The first few weeks of gestation are of paramount importance to the developing fetus. During this time, the fetus is most susceptible to teratogenic substances such as alcohol, drugs, and environmental toxins. If a woman suspects that she may be pregnant despite a negative home pregnancy test, the nurse should advise her to avoid substances that could be potentially harmful to the developing fetus.

The diagnosis of a multiple gestation places the pregnancy into a “high risk” classification. An early diagnosis of a multiple gestation allows for the development of a care plan that includes more frequent visits for maternal–fetal surveillance. As with any pregnancy, early and ongoing prenatal care offers an opportunity for the timely recognition of complications (more often associated with multiple gestations) and the initiation of interventions to maintain the pregnancy as long as possible. The woman expecting a multiple birth also needs additional psychological support, practical advice, and education. She may experience more intense discomforts of pregnancy and need to deal with upsetting and extreme body changes. In addition, she also faces the financial challenges associated with a potentially complicated pregnancy, possible preterm birth, and the economic burden of providing for multiple newborns.

Now Can You—Discuss essential aspects of the current pregnancy?

  • 1. Differentiate among the “presumptive,” “probable,” and “positive” signs of pregnancy?
  • 2. Explain how to calculate the estimated date of birth using Naegele’s rule?
  • 3. Describe the GTPAL pregnancy classification system?
  • 4. Explain what women should be taught about home pregnancy testing?
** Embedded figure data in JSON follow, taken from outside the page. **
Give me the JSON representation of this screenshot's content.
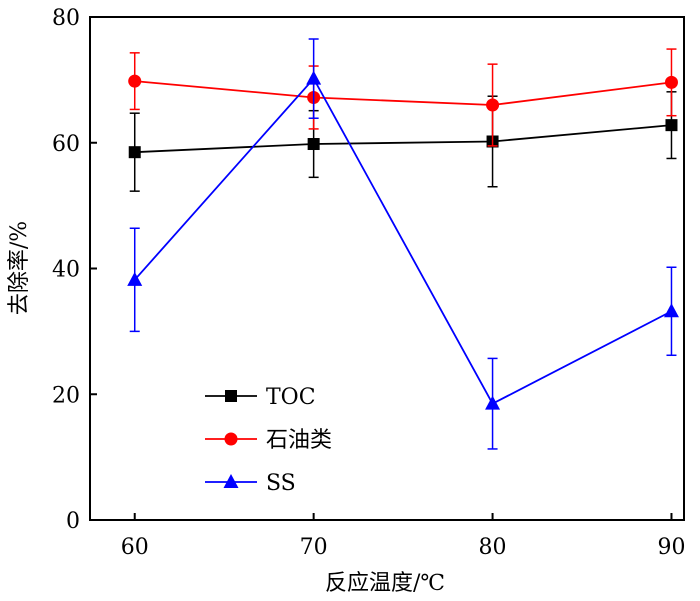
{
  "chart_data": {
    "type": "line",
    "xlabel": "反应温度/℃",
    "ylabel": "去除率/%",
    "x": [
      60,
      70,
      80,
      90
    ],
    "xticks": [
      60,
      70,
      80,
      90
    ],
    "yticks": [
      0,
      20,
      40,
      60,
      80
    ],
    "xlim": [
      57.5,
      90.7
    ],
    "ylim": [
      0,
      80
    ],
    "grid": false,
    "legend_position": "bottom-left",
    "series": [
      {
        "name": "TOC",
        "color": "#000000",
        "marker": "square",
        "values": [
          58.5,
          59.8,
          60.2,
          62.8
        ],
        "errors": [
          6.2,
          5.3,
          7.2,
          5.3
        ]
      },
      {
        "name": "石油类",
        "color": "#ff0000",
        "marker": "circle",
        "values": [
          69.8,
          67.2,
          66.0,
          69.6
        ],
        "errors": [
          4.5,
          5.0,
          6.5,
          5.3
        ]
      },
      {
        "name": "SS",
        "color": "#0000ff",
        "marker": "triangle",
        "values": [
          38.2,
          70.2,
          18.5,
          33.2
        ],
        "errors": [
          8.2,
          6.3,
          7.2,
          7.0
        ]
      }
    ]
  }
}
To provide the patient with appropriate care to meet medical needs during pregnancy, it is essential that a detailed medical history be obtained. This information gives insights into the patient’s past and present health status and use of preventative services. The nurse should obtain contact information for the primary care provider to facilitate continuity of care. Lack of a family physician may be related to financial difficulties, lack of medical insurance, or cultural/value differences. The nurse can explore these issues through sensitive and respectful questioning, and when appropriate, refer the patient and her family to local agencies that provide services such as the WIC (Women, Infants, and Children) program for nutritional support (Box 9-6).
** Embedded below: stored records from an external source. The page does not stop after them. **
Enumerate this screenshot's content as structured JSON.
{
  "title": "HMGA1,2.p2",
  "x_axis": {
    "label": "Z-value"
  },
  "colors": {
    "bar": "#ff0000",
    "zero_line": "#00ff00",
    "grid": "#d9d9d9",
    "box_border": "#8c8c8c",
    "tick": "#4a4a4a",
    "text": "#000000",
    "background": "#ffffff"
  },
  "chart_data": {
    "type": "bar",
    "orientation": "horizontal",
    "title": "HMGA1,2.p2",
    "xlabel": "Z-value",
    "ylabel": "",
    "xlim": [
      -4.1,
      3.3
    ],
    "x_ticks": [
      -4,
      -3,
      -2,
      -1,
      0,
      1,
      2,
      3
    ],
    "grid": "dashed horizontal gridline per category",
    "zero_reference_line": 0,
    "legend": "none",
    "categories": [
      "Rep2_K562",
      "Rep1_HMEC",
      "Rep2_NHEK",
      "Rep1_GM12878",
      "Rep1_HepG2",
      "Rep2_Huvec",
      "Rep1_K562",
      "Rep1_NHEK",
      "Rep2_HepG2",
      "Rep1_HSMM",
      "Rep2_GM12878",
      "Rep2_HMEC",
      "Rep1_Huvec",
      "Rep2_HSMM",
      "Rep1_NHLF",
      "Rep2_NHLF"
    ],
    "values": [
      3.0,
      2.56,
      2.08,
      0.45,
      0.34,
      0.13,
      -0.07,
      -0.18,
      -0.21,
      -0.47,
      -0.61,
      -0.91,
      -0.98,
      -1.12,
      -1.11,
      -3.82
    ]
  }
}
Some European countries offer “shared” care for low-risk patients to serve as a link between the patient’s primary care provider and her obstetrician. The pregnant woman visits her family physician for the majority of her prenatal care but also sees an obstetrician for two to three visits. If any complications arise, the patient is transferred for the remainder of the pregnancy to the care of the obstetrician. Because any complications that occur during pregnancy are associated with maternal and family stress, referral to a “known” obstetrician hopefully helps to diminish some of the anxiety.